Embajadora de Costa Rica apuesta por La Franja y la Ruta como Nuevo Paradigma confuciano de desarrollo

23 de abril de 2019

23 de abril de 2019 — Patricia Rodríguez Holkemeyer, embajadora de Costa Rica en China, abrazó con gran entusiasmo la Iniciativa de la Franja y la Ruta (IFR), a la cual caracteriza como un Nuevo Paradigma para un desarrollo global que encarna el pensamiento de Confucio.

En una entrevista con la televisora china CGTN TV el 21 de abril, la embajadora Rodríguez describió a la IFR como un proyecto que está creando “un nuevo paradigma de desarrollo... [que] puede ser posiblemente tan importante como lo fue Bretton Woods después de la Segunda Guerra Mundial”. China convoca “a todo el mundo para diseñar juntos lo que será el Nuevo Paradigma”, afirmó.

Rodríguez correctamente identifica las enseñanzas de Confucio como el fundamento del concepto que tiene China sobre La Franja y la Ruta.
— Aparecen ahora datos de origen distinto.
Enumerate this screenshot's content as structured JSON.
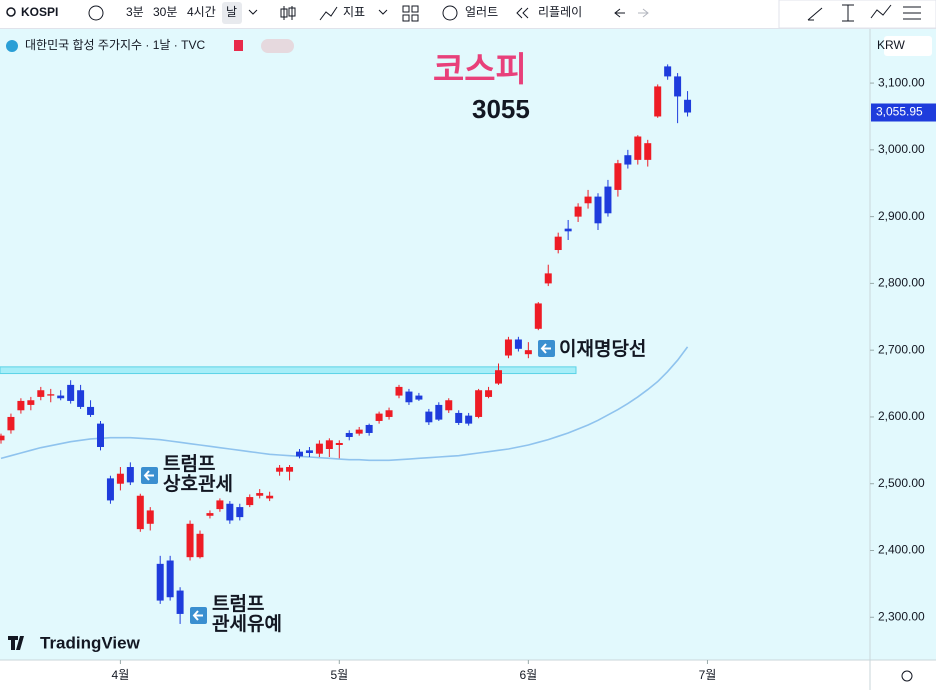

Como lo explicó ella, lo que Confucio enseñó es que el bienestar de un individuo depende del bienestar de su familia, y el bienestar de su familia depende del bienestar de la comunidad, y el bienestar de la comunidad depende del bienestar de la provincia, y sigue así, en círculos concéntricos.

“Es así que China quiere desarrollarse para darle felicidad a su pueblo, y no puede hacerlo sola; esto se tiene que hacer en unión con todo el mundo”, explicó la embajador.

Sin embargo, cuando la embajadora afirmó que “este nuevo paradigma, no hubiera podido haber sido concebido por una mente occidental, me atrevería a decir, sino solamente por un pensamiento confuciano”, realmente se equivocó.

No solo las “mentes occidentales” de Lyndon y Helga Zepp LaRouche desarrollaron y lucharon por el concepto de la Nueva Ruta de la Seda y el Puente Terrestre Eurasiático, hace décadas, sino que los valores confucianos que se manifiestan en la Iniciativa de la Franja y la Ruta son valores universales, y es posible encontrarlos en los momentos más elevados de toda gran cultura. El caso de Benjamín Franklin es solo uno de esos ejemplos. Como lo certifica la obra de Platón, de Nicolás de Cusa, de Gottfried Leibniz, de Federico Schiller, para mencionar a unos cuantos, lo mejor de los paradigmas desarrollados por Occidente están muy lejos de lo que es hoy el empirismo, el egoísmo y el materialismo dominante británico. ¡Y eso es una buena noticia!